Kors and Buenfeld both add vanilla extract to their batter which, for once, I think actually earns its place: that perfumed sweetness is more than balanced by the robust acidity of the fruit. If further tropical flavours appeal, Oliver’s coconut paste, made by heating desiccated coconut with coconut milk, may be something to consider: like piña colada in cake form, according to one of my testers (which makes me wonder if I should have soaked it in rum, too).
Mandal goes down a different, spicier route with cardamom, chilli and ginger powders, and chopped stem ginger, which gives his sponge a distinct and pleasant warmth that puts us in mind of a rather fancy Jamaica ginger cake. Clever but, like Oliver’s, not the pineapple upside-down cake you’re likely to be nostalgic for. If you’re after something a bit different, however, it comes highly recommended.
Though not strictly necessary (rather like the cake itself), a final drizzle of flavoured syrup will give you attractively glossy results. Oliver makes a tangy lime juice and ginger version, while Mandal sticks to a simple brush of golden syrup, which does the trick more quietly. If you happen to have some stem ginger in syrup, or indeed some of the syrup from the maraschino cherries you may have used on top, that would be even better.
Though sturdy enough to take on a picnic, I think this is best served warm, preferably with a lot of very thick custard. Each to their own, though.
Perfect pineapple upside-down cake
Prep 35 min
Cook 35 min
Makes 12 squares
For the topping
1 large ripe pineapple, or 12 tinned pineapple rings in juice
100g soft, light-brown sugar
30 maraschino or glace cherries (optional)
For the cake
250g softened butter, at room temperature
125g caster sugar
125g soft, light-brown sugar
240g plain flour
3 tsp baking powder
½ tsp bicarbonate of soda
½ tsp fine salt
1 tsp vanilla extract
3 tbsp pineapple juice (from the tin, if using)
2 tbsp golden syrup, sugar syrup, runny honey, or the syrup from maraschino cherries or stem ginger, to finish (optional)
Start by preparing the pineapple, if necessary: slice off the peel, remove any “eyes”, then cut in half, remove the core and slice into roughly 1cm half-moons. Put the slices between two pieces of kitchen paper to dry (and do the same if using tinned rings).
Put a roughly 30cm x 21cm baking tin on a low heat and melt the butter and sugar for the topping until bubbling. Take off the heat, arrange the pineapple rings in a pleasing pattern on top, then put a cherry, if using, in the centre of each.
Heat the oven to 180C (160C fan)/350F/gas 4 and, if you have one, put in a bakestone or cast-iron griddle in there to warm up.
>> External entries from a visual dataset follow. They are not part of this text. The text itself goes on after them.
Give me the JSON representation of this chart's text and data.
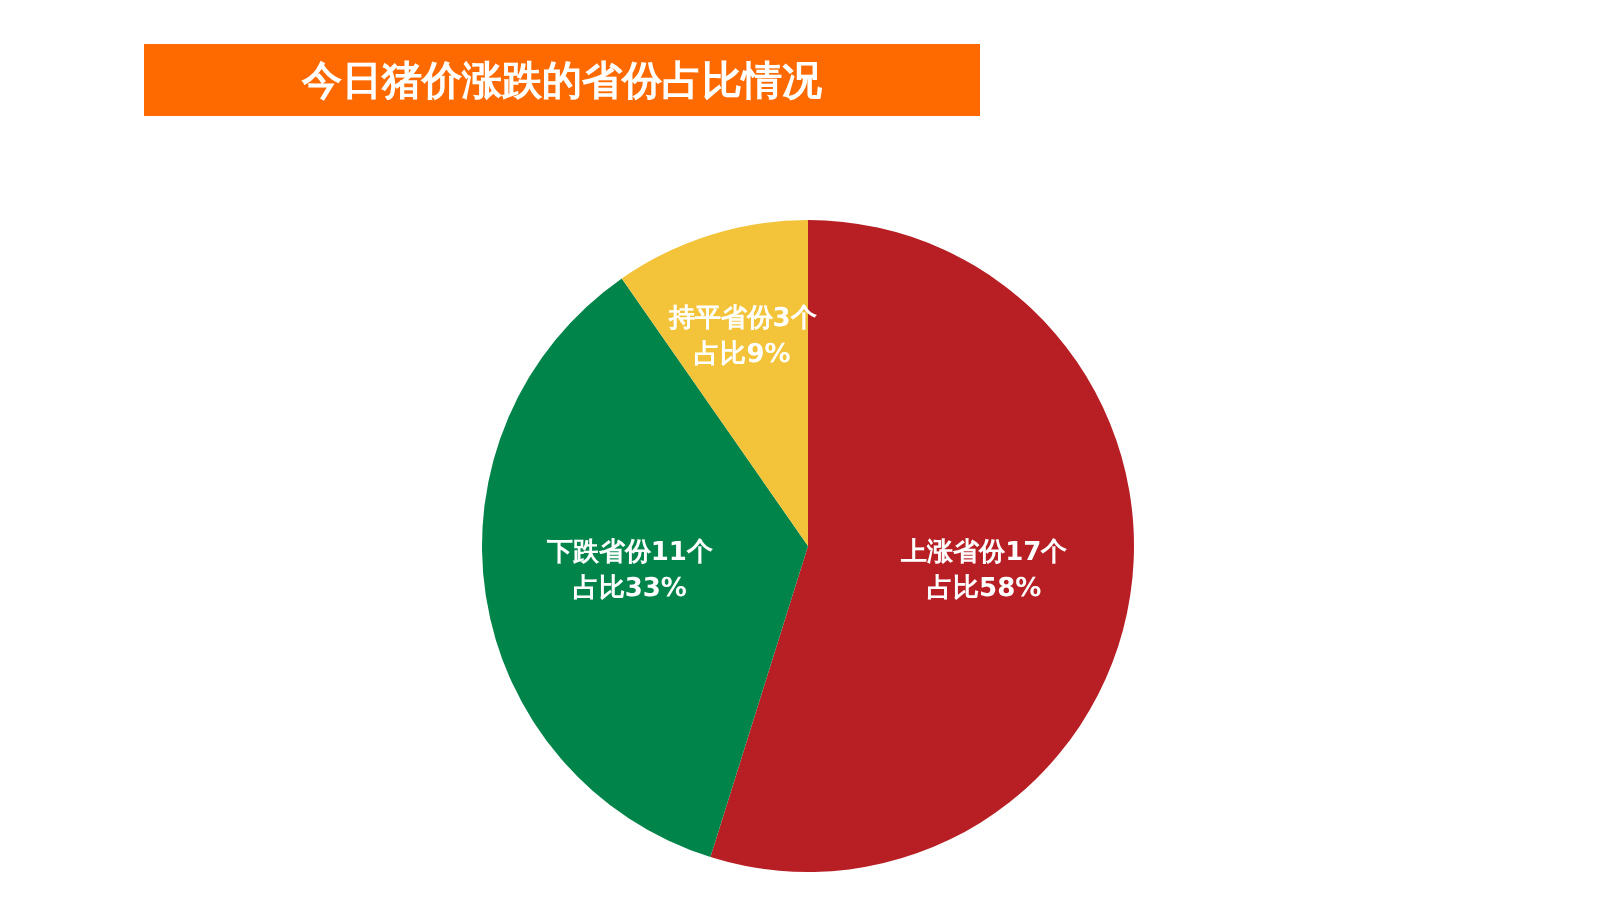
{
  "chart_data": {
    "type": "pie",
    "title": "今日猪价涨跌的省份占比情况",
    "categories": [
      null,
      null,
      null
    ],
    "values": [
      17,
      11,
      3
    ],
    "colors": [
      "#b81f24",
      "#00844a",
      "#f3c43a"
    ],
    "value_labels": [
      "上涨省份17个占比58%",
      "下跌省份11个占比33%",
      "持平省份3个占比9%"
    ],
    "legend": false
  }
}
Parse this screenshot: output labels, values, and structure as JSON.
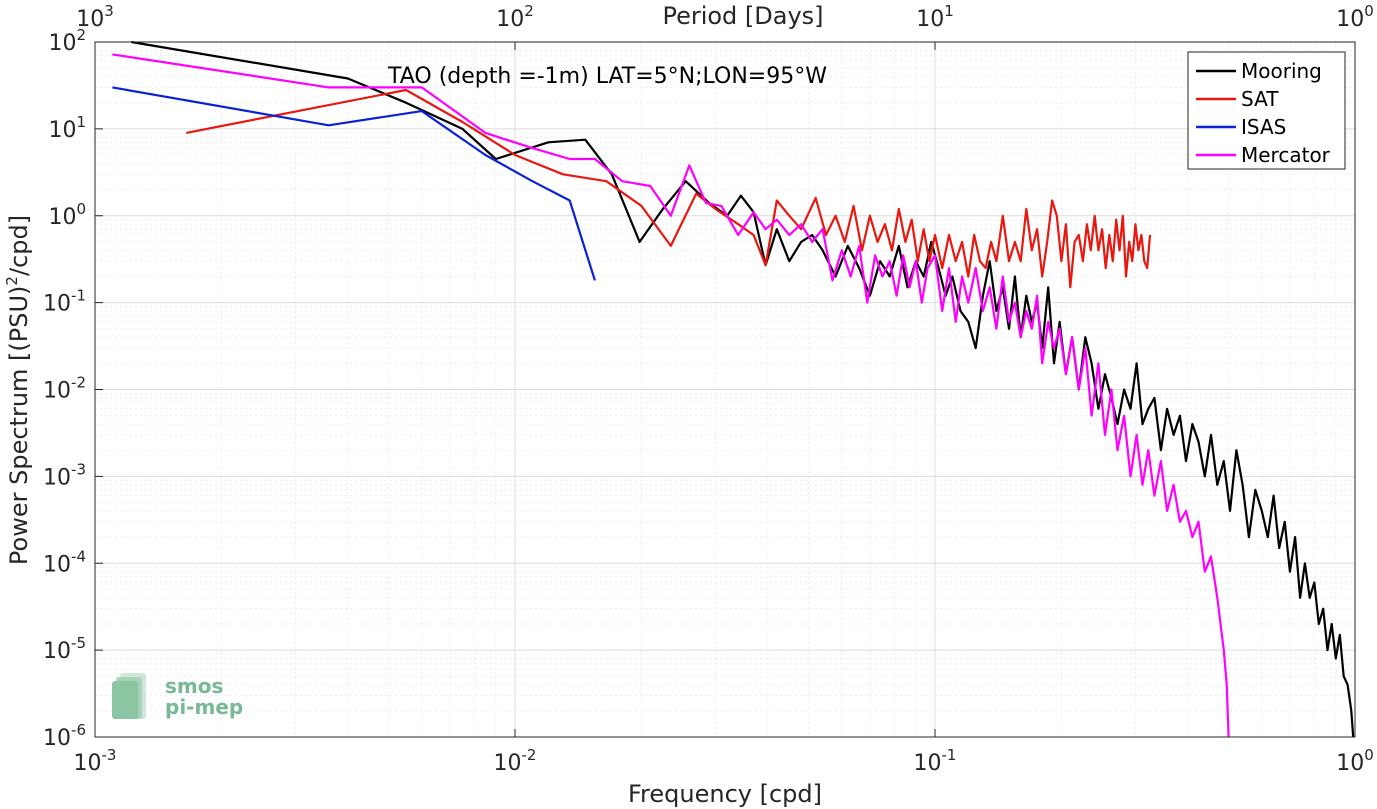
{
  "chart_data": {
    "type": "line",
    "title": "TAO (depth =-1m) LAT=5°N;LON=95°W",
    "xlabel": "Frequency [cpd]",
    "ylabel_main": "Power Spectrum [(PSU)",
    "ylabel_sup": "2",
    "ylabel_tail": "/cpd]",
    "top_xlabel": "Period [Days]",
    "x_scale": "log",
    "y_scale": "log",
    "xlim": [
      0.001,
      1
    ],
    "ylim": [
      1e-06,
      100
    ],
    "grid": true,
    "legend_position": "top-right",
    "x_ticks": [
      {
        "base": "10",
        "exp": "-3",
        "value": 0.001
      },
      {
        "base": "10",
        "exp": "-2",
        "value": 0.01
      },
      {
        "base": "10",
        "exp": "-1",
        "value": 0.1
      },
      {
        "base": "10",
        "exp": "0",
        "value": 1
      }
    ],
    "top_ticks": [
      {
        "base": "10",
        "exp": "3",
        "freq": 0.001
      },
      {
        "base": "10",
        "exp": "2",
        "freq": 0.01
      },
      {
        "base": "10",
        "exp": "1",
        "freq": 0.1
      },
      {
        "base": "10",
        "exp": "0",
        "freq": 1
      }
    ],
    "y_ticks": [
      {
        "base": "10",
        "exp": "2",
        "value": 100
      },
      {
        "base": "10",
        "exp": "1",
        "value": 10
      },
      {
        "base": "10",
        "exp": "0",
        "value": 1
      },
      {
        "base": "10",
        "exp": "-1",
        "value": 0.1
      },
      {
        "base": "10",
        "exp": "-2",
        "value": 0.01
      },
      {
        "base": "10",
        "exp": "-3",
        "value": 0.001
      },
      {
        "base": "10",
        "exp": "-4",
        "value": 0.0001
      },
      {
        "base": "10",
        "exp": "-5",
        "value": 1e-05
      },
      {
        "base": "10",
        "exp": "-6",
        "value": 1e-06
      }
    ],
    "series": [
      {
        "name": "Mooring",
        "color": "#000000",
        "x": [
          0.00122,
          0.004,
          0.0055,
          0.0075,
          0.009,
          0.012,
          0.0147,
          0.017,
          0.0198,
          0.0225,
          0.0255,
          0.029,
          0.032,
          0.0345,
          0.037,
          0.0395,
          0.042,
          0.045,
          0.048,
          0.051,
          0.054,
          0.058,
          0.062,
          0.066,
          0.07,
          0.074,
          0.078,
          0.082,
          0.086,
          0.09,
          0.094,
          0.098,
          0.102,
          0.106,
          0.11,
          0.115,
          0.12,
          0.125,
          0.13,
          0.135,
          0.14,
          0.145,
          0.15,
          0.155,
          0.16,
          0.165,
          0.17,
          0.175,
          0.18,
          0.186,
          0.192,
          0.198,
          0.205,
          0.212,
          0.22,
          0.228,
          0.236,
          0.245,
          0.254,
          0.263,
          0.272,
          0.282,
          0.292,
          0.302,
          0.312,
          0.322,
          0.333,
          0.345,
          0.357,
          0.37,
          0.383,
          0.396,
          0.41,
          0.424,
          0.439,
          0.454,
          0.47,
          0.487,
          0.504,
          0.522,
          0.54,
          0.559,
          0.579,
          0.6,
          0.62,
          0.64,
          0.66,
          0.68,
          0.7,
          0.72,
          0.74,
          0.76,
          0.78,
          0.8,
          0.82,
          0.84,
          0.86,
          0.88,
          0.9,
          0.92,
          0.94,
          0.96,
          0.98,
          0.99
        ],
        "y": [
          100,
          38,
          20,
          10,
          4.5,
          7,
          7.5,
          3,
          0.5,
          1.2,
          2.5,
          1.4,
          1.0,
          1.7,
          1.1,
          0.27,
          0.7,
          0.3,
          0.5,
          0.6,
          0.4,
          0.2,
          0.45,
          0.25,
          0.12,
          0.3,
          0.2,
          0.45,
          0.15,
          0.3,
          0.2,
          0.5,
          0.25,
          0.12,
          0.2,
          0.08,
          0.06,
          0.03,
          0.12,
          0.3,
          0.08,
          0.15,
          0.05,
          0.2,
          0.04,
          0.12,
          0.06,
          0.1,
          0.03,
          0.15,
          0.02,
          0.06,
          0.015,
          0.04,
          0.01,
          0.04,
          0.02,
          0.006,
          0.015,
          0.008,
          0.004,
          0.01,
          0.006,
          0.02,
          0.004,
          0.006,
          0.008,
          0.002,
          0.006,
          0.003,
          0.005,
          0.0015,
          0.004,
          0.0025,
          0.001,
          0.003,
          0.0008,
          0.0015,
          0.0004,
          0.002,
          0.0008,
          0.0002,
          0.0007,
          0.0004,
          0.0002,
          0.0006,
          0.00015,
          0.0003,
          8e-05,
          0.0002,
          4e-05,
          0.0001,
          4e-05,
          6e-05,
          2e-05,
          3e-05,
          1e-05,
          2e-05,
          8e-06,
          1.5e-05,
          5e-06,
          4e-06,
          2e-06,
          1e-06
        ]
      },
      {
        "name": "SAT",
        "color": "#e8170f",
        "x": [
          0.00165,
          0.0055,
          0.0075,
          0.01,
          0.013,
          0.0165,
          0.02,
          0.0235,
          0.027,
          0.03,
          0.034,
          0.037,
          0.0395,
          0.042,
          0.045,
          0.048,
          0.052,
          0.055,
          0.058,
          0.061,
          0.064,
          0.067,
          0.07,
          0.073,
          0.076,
          0.079,
          0.082,
          0.085,
          0.088,
          0.091,
          0.094,
          0.097,
          0.1,
          0.104,
          0.108,
          0.112,
          0.116,
          0.12,
          0.124,
          0.128,
          0.132,
          0.136,
          0.14,
          0.145,
          0.15,
          0.155,
          0.16,
          0.165,
          0.17,
          0.175,
          0.18,
          0.185,
          0.19,
          0.195,
          0.2,
          0.205,
          0.21,
          0.215,
          0.22,
          0.225,
          0.23,
          0.235,
          0.24,
          0.245,
          0.25,
          0.255,
          0.26,
          0.265,
          0.27,
          0.275,
          0.28,
          0.285,
          0.29,
          0.295,
          0.3,
          0.305,
          0.31,
          0.315,
          0.32,
          0.325
        ],
        "y": [
          9,
          28,
          12,
          5,
          3,
          2.5,
          1.3,
          0.45,
          1.8,
          1.2,
          0.8,
          0.6,
          0.27,
          1.5,
          1.0,
          0.7,
          1.6,
          0.6,
          1.0,
          0.5,
          1.3,
          0.4,
          1.0,
          0.5,
          0.8,
          0.4,
          1.2,
          0.5,
          0.9,
          0.3,
          0.7,
          0.3,
          0.6,
          0.25,
          0.6,
          0.3,
          0.5,
          0.2,
          0.6,
          0.3,
          0.25,
          0.5,
          0.3,
          1.0,
          0.3,
          0.5,
          0.3,
          1.2,
          0.4,
          0.7,
          0.2,
          0.5,
          1.5,
          1.0,
          0.3,
          0.8,
          0.15,
          0.5,
          0.6,
          0.3,
          0.8,
          0.4,
          1.0,
          0.4,
          0.7,
          0.25,
          0.6,
          0.3,
          0.9,
          0.4,
          1.0,
          0.2,
          0.5,
          0.3,
          0.8,
          0.4,
          0.6,
          0.3,
          0.25,
          0.6
        ]
      },
      {
        "name": "ISAS",
        "color": "#0a22d6",
        "x": [
          0.0011,
          0.0036,
          0.006,
          0.0085,
          0.011,
          0.0135,
          0.0155
        ],
        "y": [
          30,
          11,
          16,
          5,
          2.5,
          1.5,
          0.18
        ]
      },
      {
        "name": "Mercator",
        "color": "#ff00ff",
        "x": [
          0.0011,
          0.0036,
          0.006,
          0.0085,
          0.011,
          0.0135,
          0.0155,
          0.018,
          0.021,
          0.0235,
          0.026,
          0.0285,
          0.031,
          0.034,
          0.037,
          0.0395,
          0.042,
          0.045,
          0.048,
          0.051,
          0.054,
          0.057,
          0.06,
          0.063,
          0.066,
          0.069,
          0.072,
          0.075,
          0.078,
          0.081,
          0.084,
          0.087,
          0.09,
          0.093,
          0.096,
          0.1,
          0.104,
          0.108,
          0.112,
          0.116,
          0.12,
          0.125,
          0.13,
          0.135,
          0.14,
          0.145,
          0.15,
          0.155,
          0.16,
          0.165,
          0.17,
          0.175,
          0.18,
          0.186,
          0.192,
          0.198,
          0.205,
          0.212,
          0.22,
          0.228,
          0.236,
          0.245,
          0.254,
          0.263,
          0.272,
          0.282,
          0.292,
          0.302,
          0.312,
          0.322,
          0.333,
          0.345,
          0.357,
          0.37,
          0.383,
          0.396,
          0.41,
          0.424,
          0.439,
          0.454,
          0.47,
          0.487,
          0.495,
          0.5
        ],
        "y": [
          72,
          30,
          30,
          9,
          6,
          4.5,
          4.5,
          2.5,
          2.2,
          1.0,
          3.8,
          1.4,
          1.3,
          0.6,
          1.1,
          0.7,
          0.9,
          0.6,
          0.8,
          0.5,
          0.7,
          0.18,
          0.4,
          0.2,
          0.45,
          0.1,
          0.35,
          0.2,
          0.3,
          0.12,
          0.35,
          0.15,
          0.3,
          0.1,
          0.25,
          0.35,
          0.08,
          0.25,
          0.06,
          0.2,
          0.1,
          0.25,
          0.08,
          0.15,
          0.05,
          0.2,
          0.06,
          0.1,
          0.04,
          0.08,
          0.05,
          0.12,
          0.02,
          0.06,
          0.03,
          0.05,
          0.015,
          0.04,
          0.01,
          0.03,
          0.005,
          0.02,
          0.003,
          0.01,
          0.002,
          0.005,
          0.001,
          0.003,
          0.0008,
          0.002,
          0.0006,
          0.0015,
          0.0004,
          0.0008,
          0.0003,
          0.0004,
          0.0002,
          0.0003,
          8e-05,
          0.00012,
          4e-05,
          1e-05,
          4e-06,
          1e-06
        ]
      }
    ]
  },
  "logo": {
    "line1": "smos",
    "line2": "pi-mep",
    "color": "#78b894"
  }
}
In a large bowl, cream the butter and sugar until light and fluffy, then beat in the eggs one by one, making sure each one is well incorporated before adding the next.
In a second bowl, whisk the flour, baking powder, bicarb and salt, then fold this into the batter mixture, followed by the vanilla extract. Add enough pineapple juice so that the batter drops easily from a spoon, but does not run off it.
Spoon the batter on top of the pineapple in the tin, smooth out the top and bake for 40-45 minutes, or until well risen and just firm in the centre.
Remove, leave to cool in the tin for five minutes, then run a spatula round the edge to loosen and carefully turn out on to a board. Brush with syrup, cut into portions and serve warm with custard, ice-cream or cream.